Don’t Fall In Love With Your Ideas
Industrial marketing isn’t all that difficult. First, perform some basic market research to determine what your market wants. Second, create the optimum mix of strategy and tactics. Next, utilize proper consultative and enterprise selling techniques. Last execute all of the preceding perfectly. It’s all so simple, right? Before you know it you will be an industrial marketing champion, your company will be joining the Fortune 500, and you will finally be able to buy that tropical island.
There is, however, a major stumbling block you may not have considered that can destroy your industrial marketing. What do you do when your market research (the first step in the industrial marketing process) stops you dead in your tracks? How do you proceed when your marketplace gives your offerings a resounding no? How do you react when, despite your best efforts, you can’t seem to generate interest (or sales) in your offerings? The answer, which comes courtesy of my father over 40 years ago, is a bit harsh but will save you untold hours of costly aggravation.
When I was about ten years old my father told me something I have never forgotten. He said, “Andrew, don’t fall in love with your ideas.” This was very good advice. One thing I have learned is that ideas are a dime a dozen and can be easily generated.

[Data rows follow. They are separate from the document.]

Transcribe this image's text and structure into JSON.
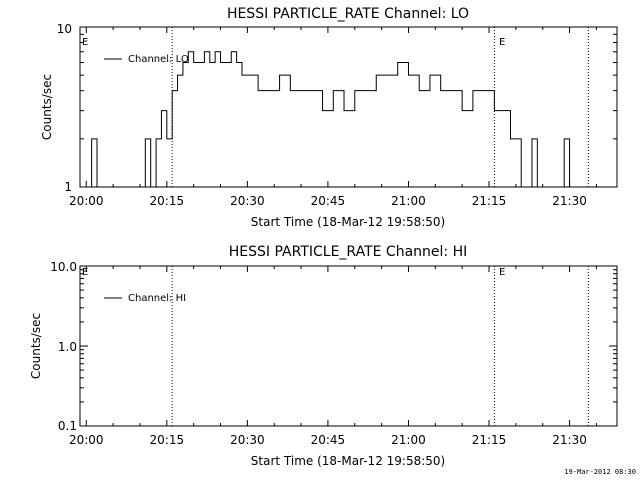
{
  "chart_data": [
    {
      "type": "line",
      "title": "HESSI PARTICLE_RATE Channel: LO",
      "xlabel": "Start Time (18-Mar-12 19:58:50)",
      "ylabel": "Counts/sec",
      "yscale": "log",
      "ylim": [
        1,
        10
      ],
      "y_tick_labels": [
        "1",
        "10"
      ],
      "xlim": [
        "19:58:50",
        "21:38:50"
      ],
      "x_tick_labels": [
        "20:00",
        "20:15",
        "20:30",
        "20:45",
        "21:00",
        "21:15",
        "21:30"
      ],
      "legend": {
        "placement": "top-left",
        "entries": [
          "Channel: LO"
        ]
      },
      "event_markers": [
        {
          "time": "20:16:00",
          "label": ""
        },
        {
          "time": "21:16:00",
          "label": "E"
        },
        {
          "time": "21:33:30",
          "label": ""
        }
      ],
      "start_marker_label": "E",
      "grid": false,
      "series": [
        {
          "name": "Channel: LO",
          "x": [
            "19:58:50",
            "20:00:00",
            "20:01:00",
            "20:02:00",
            "20:03:00",
            "20:10:00",
            "20:11:00",
            "20:12:00",
            "20:13:00",
            "20:14:00",
            "20:15:00",
            "20:16:00",
            "20:17:00",
            "20:18:00",
            "20:19:00",
            "20:20:00",
            "20:21:00",
            "20:22:00",
            "20:23:00",
            "20:24:00",
            "20:25:00",
            "20:26:00",
            "20:27:00",
            "20:28:00",
            "20:29:00",
            "20:30:00",
            "20:31:00",
            "20:32:00",
            "20:33:00",
            "20:34:00",
            "20:36:00",
            "20:38:00",
            "20:40:00",
            "20:42:00",
            "20:44:00",
            "20:46:00",
            "20:48:00",
            "20:50:00",
            "20:52:00",
            "20:54:00",
            "20:56:00",
            "20:58:00",
            "21:00:00",
            "21:02:00",
            "21:04:00",
            "21:06:00",
            "21:08:00",
            "21:10:00",
            "21:12:00",
            "21:14:00",
            "21:16:00",
            "21:17:00",
            "21:18:00",
            "21:19:00",
            "21:20:00",
            "21:21:00",
            "21:22:00",
            "21:23:00",
            "21:24:00",
            "21:25:00",
            "21:26:00",
            "21:27:00",
            "21:28:00",
            "21:29:00",
            "21:30:00",
            "21:31:00",
            "21:32:00",
            "21:33:00",
            "21:34:00",
            "21:35:00",
            "21:36:00",
            "21:37:00",
            "21:38:50"
          ],
          "y": [
            1,
            1,
            2,
            1,
            1,
            1,
            2,
            1,
            2,
            3,
            2,
            4,
            5,
            6,
            7,
            6,
            6,
            7,
            6,
            7,
            6,
            6,
            7,
            6,
            5,
            5,
            5,
            4,
            4,
            4,
            5,
            4,
            4,
            4,
            3,
            4,
            3,
            4,
            4,
            5,
            5,
            6,
            5,
            4,
            5,
            4,
            4,
            3,
            4,
            4,
            3,
            3,
            3,
            2,
            2,
            1,
            1,
            2,
            1,
            1,
            1,
            1,
            1,
            2,
            1,
            1,
            1,
            1,
            1,
            1,
            1,
            1,
            1
          ]
        }
      ]
    },
    {
      "type": "line",
      "title": "HESSI PARTICLE_RATE Channel: HI",
      "xlabel": "Start Time (18-Mar-12 19:58:50)",
      "ylabel": "Counts/sec",
      "yscale": "log",
      "ylim": [
        0.1,
        10
      ],
      "y_tick_labels": [
        "0.1",
        "1.0",
        "10.0"
      ],
      "xlim": [
        "19:58:50",
        "21:38:50"
      ],
      "x_tick_labels": [
        "20:00",
        "20:15",
        "20:30",
        "20:45",
        "21:00",
        "21:15",
        "21:30"
      ],
      "legend": {
        "placement": "top-left",
        "entries": [
          "Channel: HI"
        ]
      },
      "event_markers": [
        {
          "time": "20:16:00",
          "label": ""
        },
        {
          "time": "21:16:00",
          "label": "E"
        },
        {
          "time": "21:33:30",
          "label": ""
        }
      ],
      "start_marker_label": "E",
      "grid": false,
      "series": [
        {
          "name": "Channel: HI",
          "x": [],
          "y": []
        }
      ]
    }
  ],
  "footer": {
    "timestamp": "19-Mar-2012 08:30"
  }
}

Good ideas are far rarer. Sometimes ideas that seem wonderful can not withstand “real world” scrutiny.
While you might think the real skill in selecting good ideas is discernment, it is actually in accepting the results of how these ideas respond to unbiased scrutiny. To put it more simply, sometimes upon further inspection your wonderful idea isn’t wonderful at all.

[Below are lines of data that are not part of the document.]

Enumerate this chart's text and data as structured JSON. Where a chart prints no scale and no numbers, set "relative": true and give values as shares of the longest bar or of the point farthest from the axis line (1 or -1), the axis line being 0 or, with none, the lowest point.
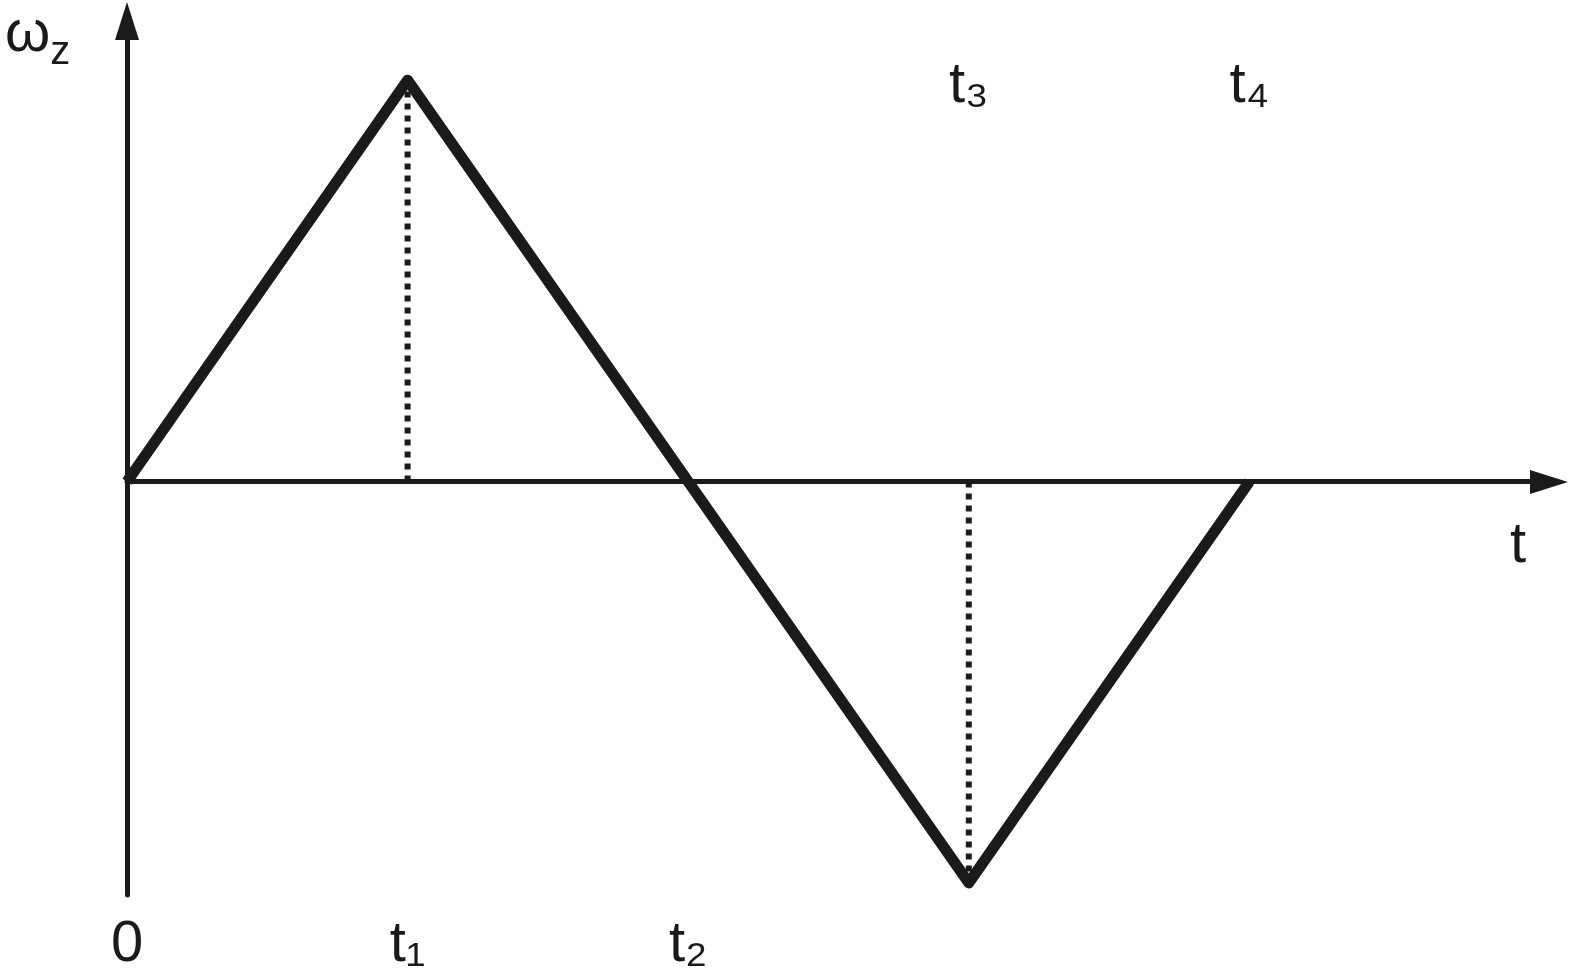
{
  "chart_data": {
    "type": "line",
    "relative": true,
    "xlabel": "t",
    "ylabel": "ω$_{z}$",
    "categories": [
      "0",
      "t₁",
      "t₂",
      "t₃",
      "t₄",
      null
    ],
    "series": [
      {
        "color": "#1a1a1a",
        "values": [
          0,
          1,
          0,
          -1,
          0,
          null
        ],
        "line_style": "solid"
      },
      {
        "color": "#1a1a1a",
        "x": [
          "t₁",
          "t₁"
        ],
        "values": [
          0,
          1
        ],
        "line_style": "dotted"
      },
      {
        "color": "#1a1a1a",
        "x": [
          "t₃",
          "t₃"
        ],
        "values": [
          0,
          -1
        ],
        "line_style": "dotted"
      }
    ],
    "marker": "none",
    "grid": false
  }
}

Frankly I am often disappointed (but not surprised) at the number of manufacturing executives who disregard the results of their market research. Despite the overwhelming evidence to the contrary, they choose to press on and try to market offerings that are simply not wanted. They are the authors of their own industrial marketing problems.
Sometimes new (and established) offerings are in declining demand, or irrelevant, or are being replaced by different offerings. Sometimes your offering is simply a bad idea. Regardless of the reason for lack of interest, if your research reveals little demand for your offerings take it to heart. The world is full of poor product and service ideas that management viewed as being sure things. Get to work generating better ideas and ask your marketplace for feedback.
Don’t fall in love with your ideas but with your market research results. Seek the answers and abide by them. Remember even the best trainer can’t make a three-legged horse run.